Y pese a que esto ya no es así, hay muchas inequidades y prejuicios que siguen vigentes en la sociedad.

Marie Curie.

PA Media
La científica Marie Curie es la excepción al “efecto Matilda”.

“En muchas disciplinas científicas no es fácil entrar, tampoco hay modelos para las propias universitarias y las aguerridas interesadas que se animan a hacerlo pueden encontrarse con entornos que son bastante hostiles, muchas veces de un modo subconsciente o no explícito”, describe Fenoll.

“Los estereotipos que hay acerca del papel que juegan las mujeres en la ciencia siguen estando: ‘las mujeres son menos brillantes’, ‘las mujeres se esfuerzan menos’; ‘está bien que las mujeres estén en los equipos de investigación, pero los que son brillantes normalmente son ellos'”, enumera.

A nivel global, las mujeres son menos de un tercio de los investigadores y solo el 3% de Nobel en ciencia han sido otorgados a mujeres, señala la Organización de las Naciones Unidas para la Igualdad de Género y el Empoderamiento de las Mujeres en un estudio de septiembre de 2020.

“Para la región de América Latina y el Caribe, en 2017, del total de investigadores en ingeniería y tecnología, solo el 36% eran mujeres en Uruguay; el 26%, en Colombia; el 24%, en Costa Rica; el 17%, en El Salvador; en Honduras el 21,5%; y en Bolivia y Perú alrededor del 19%”, añade el reporte.

Según la presidenta de la AMIT, en el mundo científico español hay solo entre un 20 y 25% de mujeres.

Y con la pandemia este número se agravó. “El 40% de las científicas tuvo que dedicar bastante tiempo a los cuidados de los hijos y a veces al de sus padres, contra solo el 15% de los hombres”, añade Fenoll, citando fuentes del Ministerio de Ciencia e Innovación de España.

Entre las disciplinas donde hay menos mujeres están las ciencias más duras y las tecnologías, como matemática, física, informática y el desarrollo de la inteligencia artificial.

Fenoll ve una probable explicación de este escaso número es el perjuicio.

Una parte importantísima del problema es la percepción que tiene la sociedad de que las niñas son peores en matemáticas, que no tienen visión espacial, que son incapaces… Y si son capaces, se piensa que no les va a ir bien. Si eso te lo están diciendo en tu casa o en el colegio continuamente terminas creyéndotelo”, opina.

Ilustración de una científica con hombres detrás.

@NoMoreMatildas
Si hay menos mujeres en la ciencia, también hay pocas mujeres en la toma de decisiones.

“Hay menos mujeres tomando las decisiones.
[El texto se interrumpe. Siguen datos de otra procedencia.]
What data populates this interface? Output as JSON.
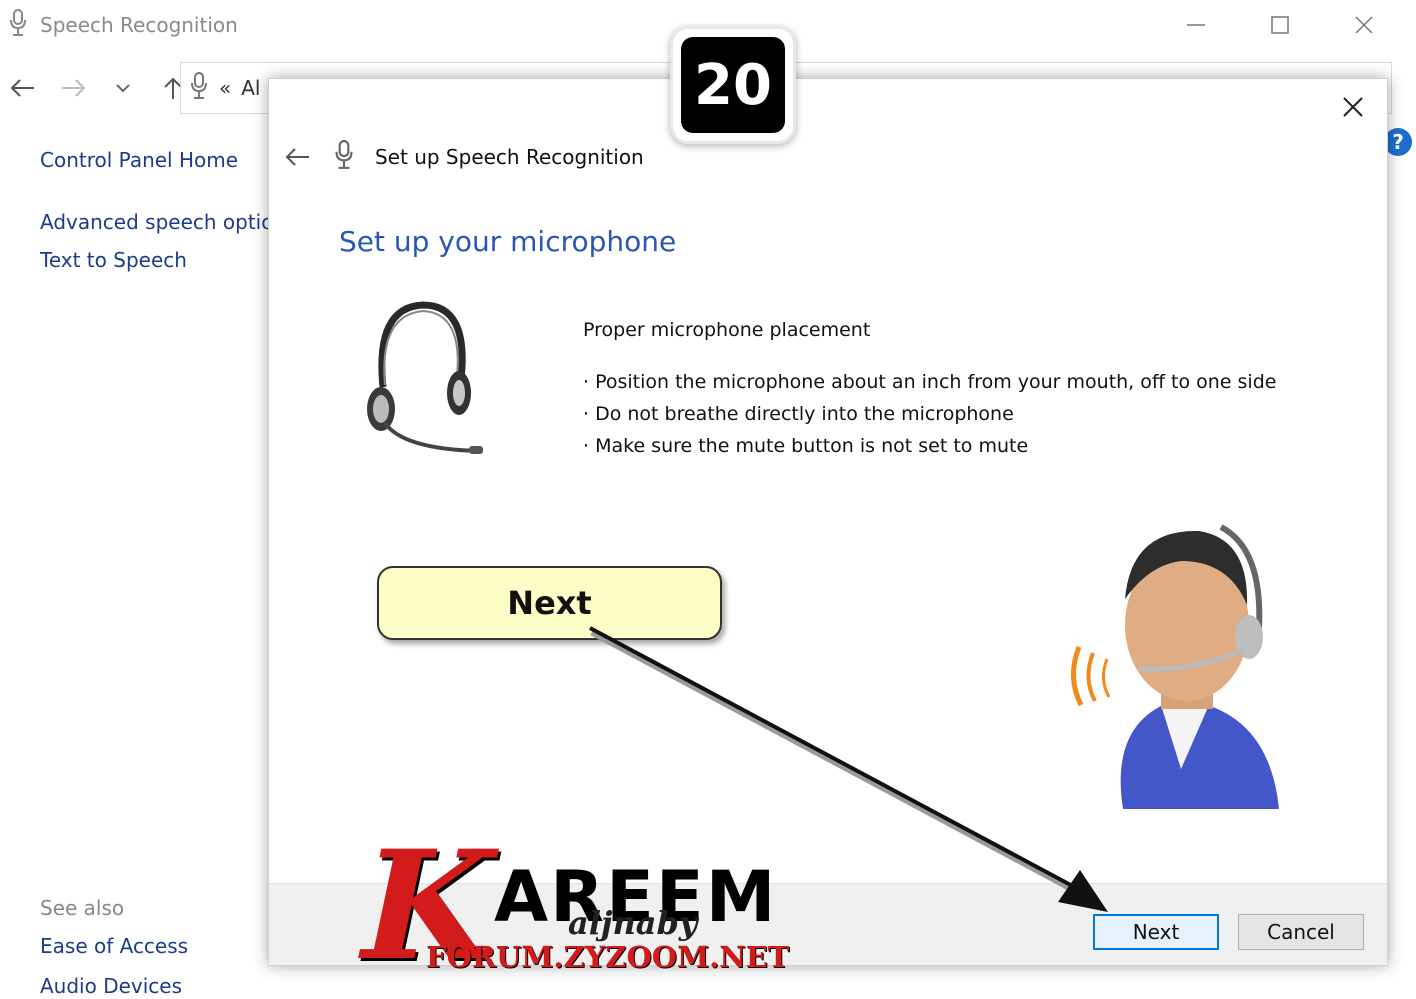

Claro que no todo el mundo quiere estar en la cúspide, pero no me creo que de entrada las mujeres prefieran no llegar a ser catedráticas”, afirma.

“Hay muchas microdesigualdades, por sí solas ninguna de ellas es suficiente para explicar lo que pasa pero cuando todas se suman terminan siendo determinantes”.

“No encajaba”

El movimiento #NoMoreMatildas no solo está respaldado por científicas, sino por escritoras, instituciones y medios de comunicación.

La iniciativa incluye la publicación gratuita de cuentos sobre Einstein, Fleming y Schödinger, como si hubiesen sido mujeres, y biografías de científicas reales como la geóloga danesa Inge Lehmann, la bióloga estadounidense Bárbara Mcclintock y la química británica Rosalind Franklin, por nombrar algunas.

Ilustración científica.

@NoMoreMatildas
“Hay muchas microdesigualdades” en la ciencia, dice Carmen Fenoll, presidenta de la Asociación de Mujeres Investigadoras y Tecnólogas (AMIT) de España.

La campaña busca visibilizar e inspira a las niñas a que persigan carreras científicas.

“No se dejen intimidar por las científicas famosísimas. La mayoría de las científicas no somos famosas, somos personas normales que hacemos un trabajo que nos gusta mucho”, dice Fenoll.

La historiadora científica Margaret Rossiter también alienta a las niñas a que sigan sus pasiones científicas.

“Siempre me dijeron que no encajaba. Y pensé. Entonces eso es algo bueno. Yo no quiero encajar. No es mi objetivo en la vida”, afirma.

“¡Sigue adelante, no sabes lo que depara el futuro! Y si los niños aún dicen que las niñas no pueden estudiar matemáticas. Deberías responder: ‘¡Oye, lo hacemos igual de bien!'”.